J'aimerais vous raconter une petite anecdote. En cours de travail, au moment de mes rêveries autour du spectacle, l'image d'une balançoire a soudainement pointé son nez. Cela m'a amusée, je n'ai finalement pas retenu l'idée (il n'y a pas de balançoire sur scène !) mais j'ai compris un jour ce qui l'avait suscitée. Je travaillais alors sur un texte pivot du spectacle (« Le Passé », dans « Paysages et Portraits ») et — ne me demandez pas pourquoi, je serais bien en peine de répondre — je me suis livrée à un petit exercice qui consistait à recopier ce texte en passant à la ligne à chaque ponctuation. C'était gratuit, ludique, et en regardant le résultat sur le papier, j'ai vu le dessin exact que tracerait un scientifique pour montrer les mouvements d'oscillation d'une balançoire : des mouvements de petite amplitude au départ puis de plus en plus grande, puis un retour progressif à l'amplitude initiale, et ainsi de suite. A n'en pas douter, c'est la langue de Colette qui m'avait soufflé cette balançoire !
Puisque vous m'interrogez sur la musicalité de la langue de Colette, j'ajouterai que c'est une des raisons pour lesquelles j'ai eu envie de donner à cette musicalité intrinsèque un pendant extérieur sous la forme d'une partition, écrite spécialement pour le spectacle. C'est le compositeur Jean-Marie Machado, que beaucoup connaissent en tant que jazzman, qui a écrit pour la circonstance.
En réalité, en avançant dans le travail de montage, et au vu des leitmotivs qui se dégageaient de ces textes à la première personne, où une femme, donc, vient parler, raconter, se livrer, j'ai pensé que cette parole-là aurait un relief et une portée tout autres en se « confrontant » à un autre langage, celui de la musique. Je voulais aussi me laisser surprendre, et c'est ainsi que j'ai confié à Jean-Marie le texte du spectacle, en lui donnant carte blanche. Nous nous sommes simplement mis d'accord sur les instruments pour lesquels il écrirait (violoncelle et alto). La surprise était au rendez-vous, une belle surprise, car son écriture se marie avec subtilité aux mots de Colette. La musique vient ici parfois se mêler aux mots, se faire tantôt écho ou rappel d'un motif sous-jacent, tantôt respiration, tantôt anticipation d'une pensée intérieure au bord de se manifester…
Je terminerai en m'éloignant en peu de la question initiale, mais sans m'éloigner cependant de la question du rythme et de la respiration. En effet, si la musicalité de la langue de Colette trouve à se déployer grâce à l'espace de la scène, c'est aussi parce que la scène utilise d'autres langages, autant d'écrins pour mettre en valeur le texte et en extraire le suc. Je veux parler notamment de la lumière, qui, avec son vocabulaire à elle, impulse un rythme, crée une ambiance, un univers. Jean-Gabriel Valot, qui a fait la création lumière, s'est attaché, tout comme Jean-Marie Machado pour la musique, à laisser le texte agir sur lui, à lui suggérer telle ou telle ambiance pour mieux dire, pour mieux donner à entendre…

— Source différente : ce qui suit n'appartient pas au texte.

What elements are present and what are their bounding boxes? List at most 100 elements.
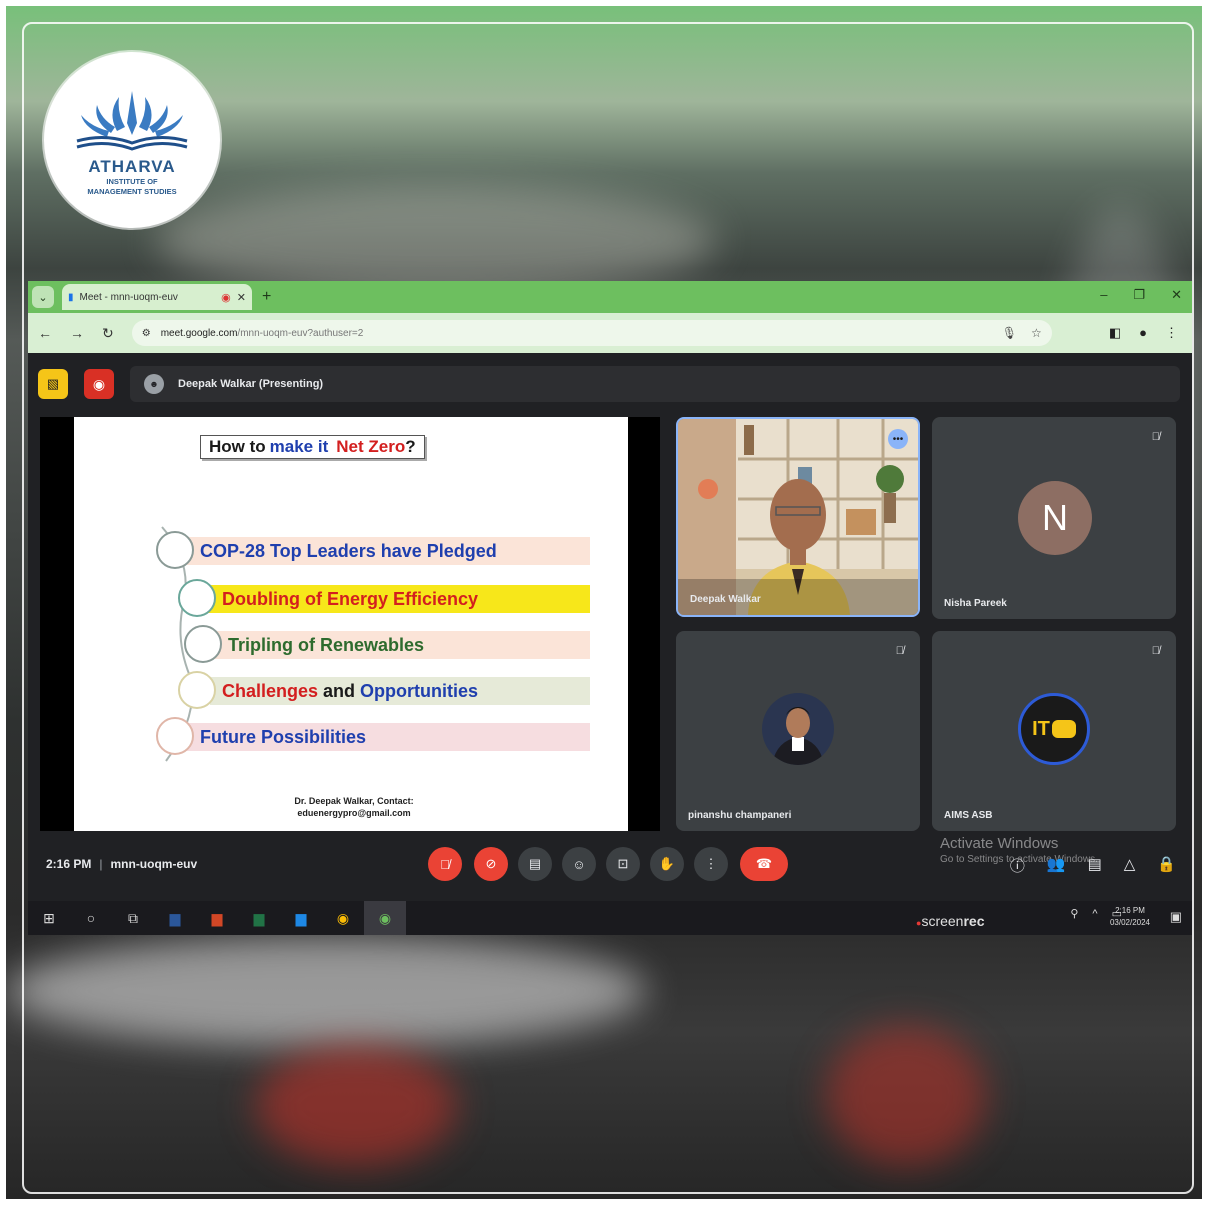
mic-off-icon: 🎙̸ — [1151, 431, 1160, 443]
participant-name-pinanshu: pinanshu champaneri — [688, 810, 792, 821]
participant-tile-nisha[interactable]: 🎙̸ N Nisha Pareek — [932, 417, 1176, 619]
sidebar-icon[interactable]: ◧ — [1109, 325, 1121, 341]
slide-title-part2: make it — [269, 437, 329, 456]
people-icon[interactable]: 👥 — [1047, 855, 1066, 876]
mic-off-icon: 🎙̸ — [1151, 645, 1160, 657]
participant-avatar-pinanshu — [762, 693, 834, 765]
stop-presenting-icon[interactable]: ▧ — [38, 369, 68, 399]
meeting-details-icon[interactable]: ⓘ — [1010, 855, 1025, 876]
camera-toggle-button[interactable]: ⊘ — [474, 847, 508, 881]
back-icon[interactable]: ← — [38, 325, 52, 341]
meeting-time: 2:16 PM — [46, 857, 92, 871]
meeting-info: 2:16 PM | mnn-uoqm-euv — [46, 857, 198, 871]
reactions-button[interactable]: ☺ — [562, 847, 596, 881]
participant-avatar-aims: IT — [1018, 693, 1090, 765]
slide-footer-line2: eduenergypro@gmail.com — [297, 808, 411, 818]
mic-off-icon: 🎙̸ — [895, 645, 904, 657]
captions-button[interactable]: ▤ — [518, 847, 552, 881]
chat-icon[interactable]: ▤ — [1088, 855, 1102, 876]
tab-meet[interactable]: ▮ Meet - mnn-uoqm-euv ◉ ✕ — [62, 284, 252, 310]
slide-item-5: Future Possibilities — [200, 726, 367, 747]
slide-title-part4: ? — [405, 437, 416, 456]
site-info-icon[interactable]: ⚙ — [142, 328, 151, 339]
meet-side-controls: ⓘ 👥 ▤ △ 🔒 — [1010, 855, 1176, 876]
meeting-code: mnn-uoqm-euv — [110, 857, 198, 871]
minimize-icon[interactable]: – — [1100, 287, 1107, 303]
window-controls: – ❐ ✕ — [1100, 287, 1182, 303]
microphone-icon[interactable]: 🎙 — [1002, 326, 1017, 340]
presenting-label: Deepak Walkar (Presenting) — [178, 378, 324, 390]
shared-screen: How to make it Net Zero ? COP-28 Top Lea… — [40, 417, 660, 831]
network-icon[interactable]: ⚲ — [1070, 907, 1078, 920]
present-button[interactable]: ⊡ — [606, 847, 640, 881]
logo-subtitle-2: MANAGEMENT STUDIES — [87, 187, 177, 196]
meet-favicon-icon: ▮ — [68, 291, 74, 303]
presentation-slide: How to make it Net Zero ? COP-28 Top Lea… — [74, 417, 628, 831]
participant-name-aims: AIMS ASB — [944, 810, 993, 821]
participant-name-nisha: Nisha Pareek — [944, 598, 1007, 609]
presenter-avatar: ☻ — [144, 374, 164, 394]
slide-bullet-circle-3 — [184, 625, 222, 663]
meet-area: ▧ ◉ ☻ Deepak Walkar (Presenting) How to … — [28, 353, 1192, 935]
photos-app-icon[interactable]: ▆ — [280, 901, 322, 935]
recording-icon[interactable]: ◉ — [84, 369, 114, 399]
search-icon[interactable]: ○ — [70, 901, 112, 935]
mic-toggle-button[interactable]: 🎙̸ — [428, 847, 462, 881]
activities-icon[interactable]: △ — [1124, 855, 1136, 876]
book-lotus-logo-icon — [76, 91, 188, 151]
tab-strip: ⌄ ▮ Meet - mnn-uoqm-euv ◉ ✕ + – ❐ ✕ — [28, 281, 1192, 313]
participant-tile-pinanshu[interactable]: 🎙̸ pinanshu champaneri — [676, 631, 920, 831]
screenrec-label: ●screenrec — [916, 913, 985, 929]
notifications-icon[interactable]: ▣ — [1170, 909, 1182, 925]
participant-tile-aims[interactable]: 🎙̸ IT AIMS ASB — [932, 631, 1176, 831]
slide-bullet-circle-2 — [178, 579, 216, 617]
chrome-app-icon[interactable]: ◉ — [322, 901, 364, 935]
profile-icon[interactable]: ● — [1139, 325, 1147, 341]
clock-date: 03/02/2024 — [1109, 918, 1150, 927]
close-window-icon[interactable]: ✕ — [1171, 287, 1182, 303]
new-tab-icon[interactable]: + — [262, 288, 271, 306]
participant-tile-deepak[interactable]: ••• Deepak Walkar — [676, 417, 920, 617]
tab-title: Meet - mnn-uoqm-euv — [79, 291, 178, 303]
raise-hand-button[interactable]: ✋ — [650, 847, 684, 881]
presenting-bar: ▧ ◉ ☻ Deepak Walkar (Presenting) — [38, 365, 1180, 403]
task-view-icon[interactable]: ⧉ — [112, 901, 154, 935]
slide-item-4: Challenges and Opportunities — [214, 677, 478, 705]
browser-menu-icon[interactable]: ⋮ — [1165, 325, 1178, 341]
screenrec-text: screen — [921, 913, 964, 929]
word-app-icon[interactable]: ▆ — [154, 901, 196, 935]
address-bar[interactable]: ⚙ meet.google.com /mnn-uoqm-euv?authuser… — [131, 320, 1052, 346]
host-controls-icon[interactable]: 🔒 — [1157, 855, 1176, 876]
slide-item-2: Doubling of Energy Efficiency — [222, 588, 479, 609]
slide-footer-line1: Dr. Deepak Walkar, Contact: — [294, 796, 414, 806]
bookmark-star-icon[interactable]: ☆ — [1031, 326, 1042, 340]
restore-icon[interactable]: ❐ — [1133, 287, 1145, 303]
slide-title-part1: How to — [209, 437, 266, 456]
meet-controls-bar: 2:16 PM | mnn-uoqm-euv 🎙̸ ⊘ ▤ ☺ ⊡ ✋ ⋮ ☎ Ac… — [28, 835, 1192, 891]
url-host: meet.google.com — [160, 327, 238, 339]
chrome-profile-app-icon[interactable]: ◉ — [364, 901, 406, 935]
windows-taskbar: ⊞ ○ ⧉ ▆ ▆ ▆ ▆ ◉ ◉ ●screenrec ⚲ ^ ▭ 2:16 … — [28, 901, 1192, 935]
tab-search-icon[interactable]: ⌄ — [32, 286, 54, 308]
excel-app-icon[interactable]: ▆ — [238, 901, 280, 935]
powerpoint-app-icon[interactable]: ▆ — [196, 901, 238, 935]
screenrec-bold-text: rec — [963, 913, 985, 929]
tab-close-icon[interactable]: ✕ — [237, 291, 246, 304]
slide-item-4-challenges: Challenges — [222, 680, 319, 701]
end-call-button[interactable]: ☎ — [740, 847, 788, 881]
more-options-icon[interactable]: ••• — [888, 429, 908, 449]
recording-indicator-icon: ◉ — [221, 291, 231, 304]
browser-window: ⌄ ▮ Meet - mnn-uoqm-euv ◉ ✕ + – ❐ ✕ ← → … — [28, 281, 1192, 935]
slide-bullet-circle-4 — [178, 671, 216, 709]
reload-icon[interactable]: ↻ — [102, 325, 114, 342]
system-clock[interactable]: 2:16 PM 03/02/2024 — [1110, 905, 1150, 929]
slide-footer: Dr. Deepak Walkar, Contact: eduenergypro… — [224, 795, 484, 819]
forward-icon[interactable]: → — [70, 325, 84, 341]
more-actions-button[interactable]: ⋮ — [694, 847, 728, 881]
participant-name-deepak: Deepak Walkar — [690, 594, 761, 605]
slide-title-part3: Net Zero — [336, 437, 406, 456]
activate-windows-title: Activate Windows — [940, 835, 1059, 852]
windows-start-icon[interactable]: ⊞ — [28, 901, 70, 935]
tray-chevron-icon[interactable]: ^ — [1092, 908, 1097, 920]
participant-video-deepak — [678, 419, 918, 615]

La rencontre avec des écrivains comme Régine Detambel qui a écrit un essai sur Colette est-elle intervenue dans votre travail ?
Lorsque j'ai rencontré Régine Detambel, c'était à l'occasion d'une soirée autour de Colette à la Maison des Ecrivains qui m'en avait confié l'organisation et à laquelle participait également Sonia Rykiel (qui a écrit « Colette et la mode ») J'étais à quelques mois de la création de mon spectacle, et donc en état d'immersion totale dans l'univers de Colette. Je dois dire que la démarche de Régine Detambel (« Colette, comme une Flore, comme un Zoo ») m'a énormément séduite, dans ce qu'elle avait de tout à fait singulier et personnel. Je me sentais dans une optique un peu semblable, à savoir où la relation d'intimité avec Colette se révèle être tout à fait partageable, sans nuire à la relation privilégiée et unique qui lie le lecteur à l'auteur, sans empiéter dessus. Régine nous ouvre les portes de son « jardin d'acclimatation intime », nous livre « sa » Colette, de la même manière que je livre « ma » Colette dans « Manteau couleur du temps… », et aucune ne s'exclut, ces Colette-là sont les facettes colorées et variées d'une même Colette, que je compare souvent d'ailleurs, je l'ai dit plus haut, à un kaléidoscope.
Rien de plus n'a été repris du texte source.